Long before audiences watched Tom Cruise push real jets to their limits in Top Gun: Maverick, he was still learning how to feel an aircraft in his hands. And according to a newly resurfaced interview, the man who quietly helped him get there wasn’t a Navy instructor or a studio trainer—it was Kurt Russell.
In a February 2026 conversation that has quickly made the rounds among aviation and film fans alike, Russell revealed that he personally helped Cruise develop one of the most important skills in flying: stick-and-rudder intuition. In aviation slang, Russell offered Cruise the highest compliment possible.
“He’s a good stick.”
For pilots, that phrase isn’t casual praise. Being a “good stick” means you don’t just know procedures—you feel the aircraft. It’s instinctive, calm, and precise. And hearing it from Russell, a licensed pilot with decades of flight time, reframes Cruise’s aviation obsession as something earned, not performed.

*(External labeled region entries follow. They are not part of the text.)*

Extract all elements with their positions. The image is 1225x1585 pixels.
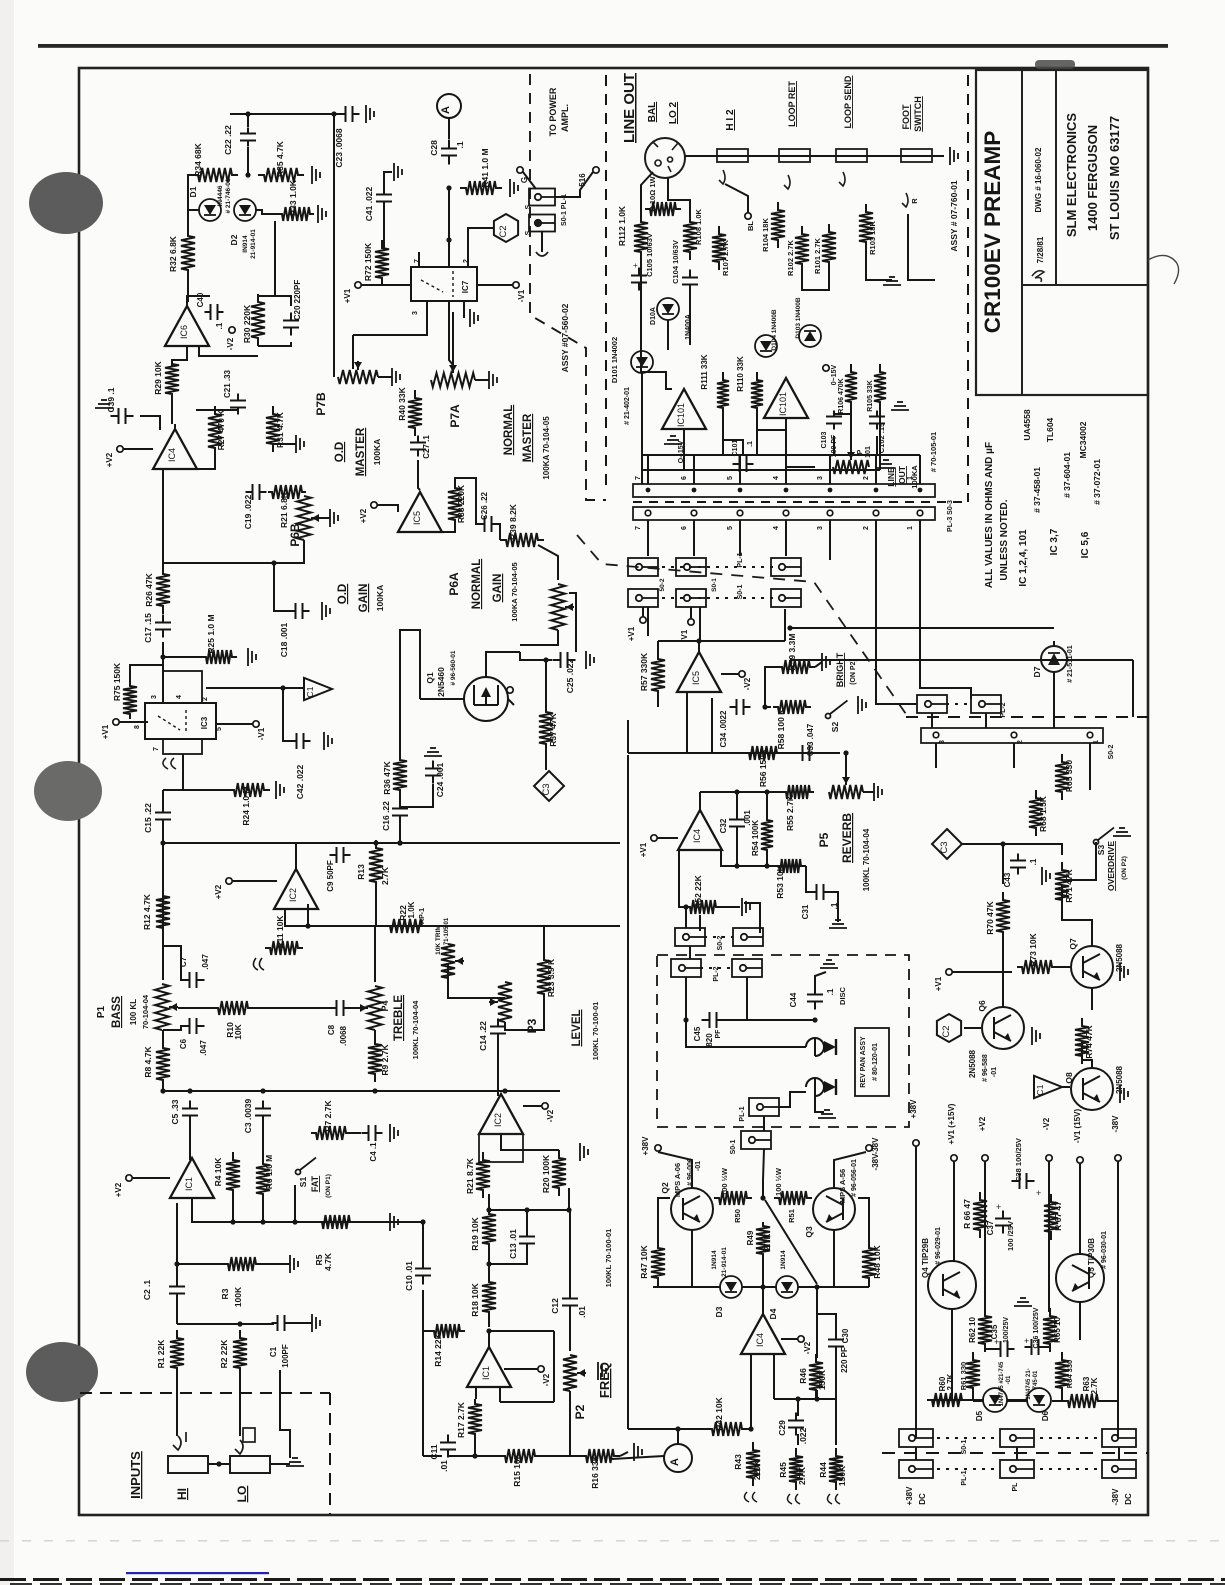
wire strip drop 7 [647,520,649,556]
svg-text:R1 22K: R1 22K [156,1339,166,1369]
diode D103 [799,325,821,347]
resistor R59 3.3M [777,660,815,674]
capacitor C8 .0068 [330,1000,351,1016]
ground gnd IC7 [470,309,478,327]
svg-text:C28: C28 [429,140,439,156]
wire IC7 d2 [449,301,453,365]
capacitor C4 .1 [362,1125,383,1141]
transistor Q5 [1056,1254,1104,1302]
svg-text:R3: R3 [220,1288,230,1299]
svg-text:IC 3,7: IC 3,7 [1049,528,1060,555]
resistor R2 22K [233,1330,247,1376]
ground gnd C25 [586,651,594,669]
wire so1a drop [915,1447,917,1460]
capacitor C29 [788,1413,804,1436]
svg-text:10K TRIM: 10K TRIM [435,925,442,955]
node flag C2 flag top [494,214,518,242]
terminal Q1 d [507,687,513,693]
junction fb [683,904,688,909]
svg-text:C42 .022: C42 .022 [295,764,305,799]
svg-text:PF: PF [715,1029,722,1039]
jack FOOT SWITCH box [901,149,932,162]
wire r70 top [1002,844,1004,884]
wire R25 left [163,656,201,658]
terminal -15V [823,365,829,371]
svg-text:.047: .047 [199,1040,208,1056]
wire fb bus [308,925,620,927]
svg-text:Q8: Q8 [1064,1072,1074,1084]
jack contact 4 [902,193,908,207]
wire c36 link [1043,1344,1050,1347]
wire c29 drop [797,1399,799,1416]
terminal +V2 IC5 [371,502,377,508]
wire c44 up [815,972,826,988]
resistor R21b 8.7K [476,1152,490,1198]
wire IC7 right net [468,228,493,267]
svg-text:D3: D3 [714,1306,724,1317]
svg-text:# 96-588: # 96-588 [982,1054,989,1082]
svg-text:MASTER: MASTER [522,413,534,462]
title block divider h [1022,284,1148,286]
wire fb bottom [500,1401,554,1403]
svg-text:D5: D5 [975,1410,984,1421]
svg-text:R46: R46 [798,1368,808,1384]
resistor R67 47 [1044,1194,1058,1240]
wire c45 to c44 [722,1019,815,1021]
potentiometer P2 pot [563,1355,586,1391]
svg-text:IC6: IC6 [179,325,189,339]
wire fb top [489,1330,554,1332]
wire left drop [188,175,192,232]
resistor R7 2.7K [311,1126,351,1140]
svg-text:# 37-604-01: # 37-604-01 [1062,452,1072,498]
svg-text:C5 .33: C5 .33 [170,1099,180,1124]
svg-text:Q3: Q3 [804,1226,814,1238]
terminal G [517,167,523,173]
resistor R70 47K [996,892,1010,940]
connector XLR line out [645,138,685,178]
svg-text:(ON P2): (ON P2) [850,659,857,685]
title block divider 1 [1021,70,1023,395]
diode D6 [1027,1388,1051,1412]
wire long mid a [829,520,831,560]
svg-text:R107 2.7K: R107 2.7K [721,239,730,275]
svg-text:S3: S3 [1096,845,1106,856]
svg-text:4: 4 [176,695,183,699]
resistor R45 2.7K [789,1448,803,1490]
svg-text:R111 33K: R111 33K [700,354,709,389]
svg-text:R18 10K: R18 10K [470,1282,480,1316]
ground gnd loop [883,277,901,285]
svg-text:R105 33K: R105 33K [867,380,874,412]
svg-text:D104 1N400B: D104 1N400B [771,309,778,350]
svg-text:# 80-120-01: # 80-120-01 [872,1043,879,1081]
wire r57 loop [657,695,659,707]
svg-text:R7 2.7K: R7 2.7K [323,1100,333,1132]
connector SO-1 S [529,215,555,232]
ground gnd R31 [296,435,304,453]
ground gnd r52 [742,898,750,916]
svg-text:6: 6 [681,476,688,480]
svg-text:-38V: -38V [871,1153,880,1171]
resistor R14 22K [429,1324,465,1338]
strip pin top 3 [828,488,833,493]
ground gnd rca2 [818,1110,836,1118]
junction bus1 [373,840,378,845]
ground gnd r16 [634,1443,642,1461]
capacitor C1b 100PF [272,1315,291,1331]
resistor R29 10K [165,360,179,398]
op-amp IC5 [398,492,442,532]
svg-text:C6: C6 [179,1038,188,1049]
wire to rca1 [686,1020,806,1047]
ground gnd R59 [822,653,830,671]
svg-text:R47 10K: R47 10K [639,1244,649,1278]
dashed right lineout [967,75,969,502]
svg-text:H I 2: H I 2 [725,109,736,131]
svg-text:C22 .22: C22 .22 [223,125,233,155]
switch S3 [1094,828,1115,845]
transistor Q1 [464,677,508,721]
svg-text:PL-2: PL-2 [1000,702,1007,717]
svg-text:R103 18K: R103 18K [868,221,877,255]
wire c30 bot [835,1351,837,1399]
svg-text:IC7: IC7 [461,280,470,293]
svg-text:1N914: 1N914 [711,1250,718,1270]
wire strip feed x694 [693,455,695,484]
svg-text:R23 3.9 K: R23 3.9 K [546,958,556,997]
svg-text:516: 516 [578,173,587,187]
resistor R26 47K [156,566,170,614]
wire rca2 lead [779,1092,806,1107]
wire ic4c v [781,1338,798,1340]
svg-text:# 21-746-01: # 21-746-01 [225,178,232,213]
svg-text:5: 5 [216,727,223,731]
svg-text:NORMAL: NORMAL [503,405,515,455]
junction r54 top [764,789,769,794]
svg-text:R36 47K: R36 47K [382,760,392,794]
svg-text:2.7K: 2.7K [946,1373,955,1390]
op-amp IC1b [467,1347,511,1387]
resistor R11 10K [265,941,303,955]
junction misc 423 1222 [420,1219,425,1224]
svg-text:OVERDRIVE: OVERDRIVE [1106,841,1116,891]
wire reverb left vert [627,720,629,753]
svg-text:D103 1N400B: D103 1N400B [795,297,802,338]
capacitor C101 .1 [733,456,754,472]
svg-text:-V1 (15V): -V1 (15V) [1073,1109,1082,1144]
ground gnd c4 [390,1124,398,1142]
svg-text:R45: R45 [778,1462,788,1478]
connector PL-1 psu a [899,1460,933,1478]
resistor R31 4.7K [266,406,280,452]
svg-text:-V1: -V1 [257,727,266,740]
svg-text:R 67 47: R 67 47 [1053,1201,1063,1231]
svg-text:ASSY # 07-760-01: ASSY # 07-760-01 [949,180,959,251]
so2 pin 1 [1087,732,1093,738]
junction meter [675,1426,680,1431]
svg-text:R43: R43 [733,1454,743,1470]
wire IC7 d1 [353,301,427,335]
ground gnd s2 [858,696,866,714]
wire C22 up [247,114,249,127]
wire ic101a out drop [683,430,685,455]
svg-text:R21 8.7K: R21 8.7K [465,1157,475,1194]
wire r105 drop [879,402,881,470]
resistor R36 47K [393,752,407,798]
wire C41 down [382,208,384,248]
svg-text:100KA: 100KA [375,585,385,611]
resistor R30 220K [251,294,265,346]
svg-text:100PF: 100PF [281,1344,290,1368]
wire c14 down [497,1040,499,1096]
junction c34 node [762,704,767,709]
IC3 top tab [163,671,202,703]
dash psu conn3 [937,1468,996,1470]
capacitor C39 [111,408,134,424]
svg-text:+: + [1036,1188,1041,1198]
wire R37 top [545,660,547,708]
wire r21 stub [488,1194,490,1210]
svg-text:TL604: TL604 [1045,417,1055,442]
wire r13 down [375,886,377,926]
capacitor C41 [376,187,392,210]
svg-text:8: 8 [134,725,141,729]
svg-text:# 70-105-01: # 70-105-01 [929,432,938,472]
wire strip feed x920 [919,455,921,484]
svg-text:2: 2 [863,526,870,530]
svg-text:R50: R50 [733,1209,742,1223]
svg-text:UNLESS NOTED.: UNLESS NOTED. [999,499,1010,580]
wire r73 q7 [1052,966,1070,968]
wire c13 up [526,1210,528,1230]
potentiometer P101 [833,451,869,474]
wire rail +38V [915,1146,917,1205]
wire fb right [553,1331,555,1402]
svg-text:OUT: OUT [897,465,907,484]
capacitor C104 10/63V [682,270,698,293]
svg-text:Q6: Q6 [977,1000,987,1012]
junction r2 top [237,1321,242,1326]
dashed box rev pan [657,955,909,1127]
svg-text:2: 2 [202,697,209,701]
svg-text:.01: .01 [439,1460,449,1472]
capacitor C12 [562,1291,578,1314]
svg-text:R8 4.7K: R8 4.7K [143,1046,153,1078]
terminal +V1 IC4b [651,835,657,841]
svg-text:FOOT: FOOT [901,104,911,129]
junction r9 bus [372,1088,377,1093]
node flag C2 flag right [937,1014,961,1042]
resistor R19 10K [482,1209,496,1249]
wire s3 down [1062,842,1096,880]
wire lo5 [684,429,703,470]
svg-text:2.7K: 2.7K [797,1466,807,1485]
junction misc 163 1091 [160,1088,165,1093]
svg-text:-38V: -38V [1111,1115,1120,1133]
hook mark [536,252,548,256]
switch S1 [296,1158,317,1175]
terminal rail +V2 [982,1155,988,1161]
svg-text:R38 220K: R38 220K [456,484,466,523]
transistor Q3 [813,1188,855,1230]
svg-text:R59 3.3M: R59 3.3M [787,634,797,671]
svg-text:+V2: +V2 [214,884,223,899]
connector PL-2 a [628,558,658,576]
svg-text:Q1: Q1 [425,672,435,684]
svg-text:R64 330: R64 330 [1065,1360,1074,1388]
svg-text:NORMAL: NORMAL [471,559,483,609]
binder blob 3 [26,1342,98,1402]
strip pin bot 2 [873,510,879,516]
wire psu v6 [1117,1205,1119,1438]
svg-text:R32 6.8K: R32 6.8K [168,235,178,272]
ground gnd c1b [312,1314,320,1332]
resistor R46 150K [809,1354,823,1398]
wire c10 down [422,1290,424,1456]
bottom blue mark [126,1572,269,1574]
wire Q1 drain [486,652,520,677]
svg-text:1400 FERGUSON: 1400 FERGUSON [1085,125,1100,231]
svg-text:DISC: DISC [838,986,847,1005]
junction row r20 [566,1207,571,1212]
terminal rail -38V [1115,1155,1121,1161]
junction ic5b apex [696,638,701,643]
connector PL-2 b [676,558,706,576]
wire so2a up2 [699,915,701,931]
resistor R42 10K [706,1422,748,1436]
svg-text:+V1: +V1 [343,288,352,303]
wire Q1 s [508,699,514,705]
resistor R103 18K [859,204,873,250]
top faint dust [1035,60,1075,69]
svg-text:+V2: +V2 [359,508,368,523]
D7 circle [1041,646,1067,672]
wire q2 emitter [691,1230,693,1287]
svg-text:+V1 (+15V): +V1 (+15V) [947,1103,956,1144]
diode D104 [755,335,777,357]
wire strip feed x876 [875,455,877,484]
wire so2 drop1 [935,743,937,768]
wire d6 mid [1007,1400,1028,1402]
svg-text:820: 820 [705,1033,714,1047]
svg-text:C1: C1 [305,686,315,697]
svg-text:R73 10K: R73 10K [1028,932,1038,966]
svg-text:PL-1: PL-1 [739,1106,746,1121]
ground gnd fat [390,1213,398,1231]
capacitor C7 .047 [182,972,205,988]
op-amp IC101a [662,389,706,429]
wire top bus drop [333,114,335,377]
wire phase diag [765,1200,817,1284]
wire r24 bus [163,789,228,791]
capacitor C28 [441,140,457,165]
wire r7 c4 [351,1132,361,1134]
svg-text:100KL 70-104-04: 100KL 70-104-04 [411,1000,420,1059]
resistor R61 330 [966,1352,980,1396]
svg-text:D7: D7 [1032,666,1042,677]
svg-text:# 71-105-01: # 71-105-01 [444,917,450,950]
node meter A bottom [664,1444,692,1472]
terminal +V2 IC4 [117,446,123,452]
svg-text:R57 330K: R57 330K [639,652,649,691]
resistor R101 2.7K [822,224,836,270]
terminal +V1 IC7 [355,282,361,288]
resistor R12 4.7K [156,888,170,936]
wire r10 to c8 [253,1007,330,1009]
resistor R22 1.0K [384,919,428,933]
svg-text:R110 33K: R110 33K [736,356,745,392]
wire c32 down [736,833,738,866]
svg-text:P6A: P6A [447,572,461,596]
ground gnd q8 [1120,1085,1128,1103]
ic2b fb box [479,1134,523,1162]
wire loop send net [802,266,829,290]
ground gnd R35 [312,166,320,184]
wire r5 gnd lead [262,1263,290,1265]
ground gnd s3 [1113,828,1131,836]
svg-text:LOOP SEND: LOOP SEND [843,75,853,128]
svg-text:C16 .22: C16 .22 [381,801,391,831]
D7 triangle [1048,653,1060,665]
wire pin5 drop [739,520,741,556]
IC7 inner detail [421,271,453,297]
wire c103 drop [833,436,835,455]
wire jack bus [208,1463,230,1465]
ground gnd jack chain [950,147,958,165]
wire d6 r63 [1052,1400,1063,1402]
svg-text:IC5: IC5 [412,511,422,525]
wire R32 to IC6 [187,278,189,302]
dashed separator lineout left [605,75,607,485]
dashed input box right [329,1393,331,1514]
svg-text:2: 2 [863,476,870,480]
connector SO-2 rev a [675,928,705,946]
IC IC3 switch box [145,703,216,739]
strip pin top 1 [918,488,923,493]
wire P6A bot [520,630,558,645]
junction IC7 in [446,237,451,242]
connector PL-1 psu c [1102,1460,1136,1478]
potentiometer P1 pot [155,984,178,1030]
wire input bus [177,1323,274,1325]
svg-text:R56 150K: R56 150K [758,748,768,787]
wire lineout h1 [641,454,920,456]
strip pin top 6 [692,488,697,493]
wire c35 link [985,1344,996,1349]
svg-text:4: 4 [773,476,780,480]
wire R30 C20 top [258,296,291,306]
svg-text:6: 6 [681,526,688,530]
strip pin bot 5 [737,510,743,516]
svg-text:S0-1 PL-1: S0-1 PL-1 [561,194,568,226]
svg-text:-01: -01 [695,1161,702,1171]
svg-text:R16 33K: R16 33K [590,1454,600,1488]
svg-text:C12: C12 [550,1298,560,1314]
strip pin bot 1 [917,510,923,516]
wire v1 ic4b [657,837,678,839]
svg-text:R71 47K: R71 47K [1064,868,1074,902]
wire ic5b v [721,673,739,675]
resistor R21 6.8K [268,485,306,499]
wire strip feed x830 [829,455,831,484]
wire jack chain [685,155,944,157]
wire fb drop [685,907,687,928]
svg-text:IN4446: IN4446 [217,185,224,206]
wire r61 drop [972,1388,974,1401]
svg-text:C104 10/63V: C104 10/63V [671,240,680,284]
resistor R24 1.0M [228,783,270,797]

Russell explained that their airborne mentorship began in the mid-1980s, shortly after the release of Top Gun. While Cruise had already played a fighter pilot on screen, Russell noticed that his real passion for flight was only just igniting.
“We flew in my plane,” Russell recalled. “I could tell he really wanted to learn. So I helped him where I could.”
What that help looked like wasn’t flashy. It was hours in the cockpit, learning control sensitivity, energy management, and how to trust the aircraft without overcorrecting—fundamentals that separate tourists from pilots. Russell’s recollection paints Cruise not as a fearless star, but as a student: curious, focused, and willing to listen.
That early guidance became the first leg of what fans now call Cruise’s “aviation relay.” After Russell sparked the interest, filmmaker Sydney Pollack famously pushed it further, gifting Cruise professional flight lessons after The Firm. Cruise earned his pilot’s license in 1994 and never looked back.
Decades later, the payoff was unmistakable. In Top Gun: Maverick, Cruise didn’t just act like a pilot—he was one. He flew a vintage P-51 Mustang he personally owns and insisted his cast endure real flight training to understand the physical and psychological strain of aerial combat. He even paid for flight school for co-star Glen Powell, passing the mentorship forward.
The Russell–Cruise connection also runs deeper than aviation. The two bonded early in their careers, discussed projects mid-flight, and eventually shared the screen in Vanilla Sky, a collaboration Russell famously joined without even reading the script. Trust, it seems, is their shared currency—whether in storytelling or at altitude.
Looking back, Russell’s story adds a rare note of vulnerability to Cruise’s mythos. Before the jet-owning, stunt-defying icon, there was a young actor gripping the controls beside a seasoned pilot, learning how not to fight the sky.
Even Maverick, it turns out, needed a wingman once.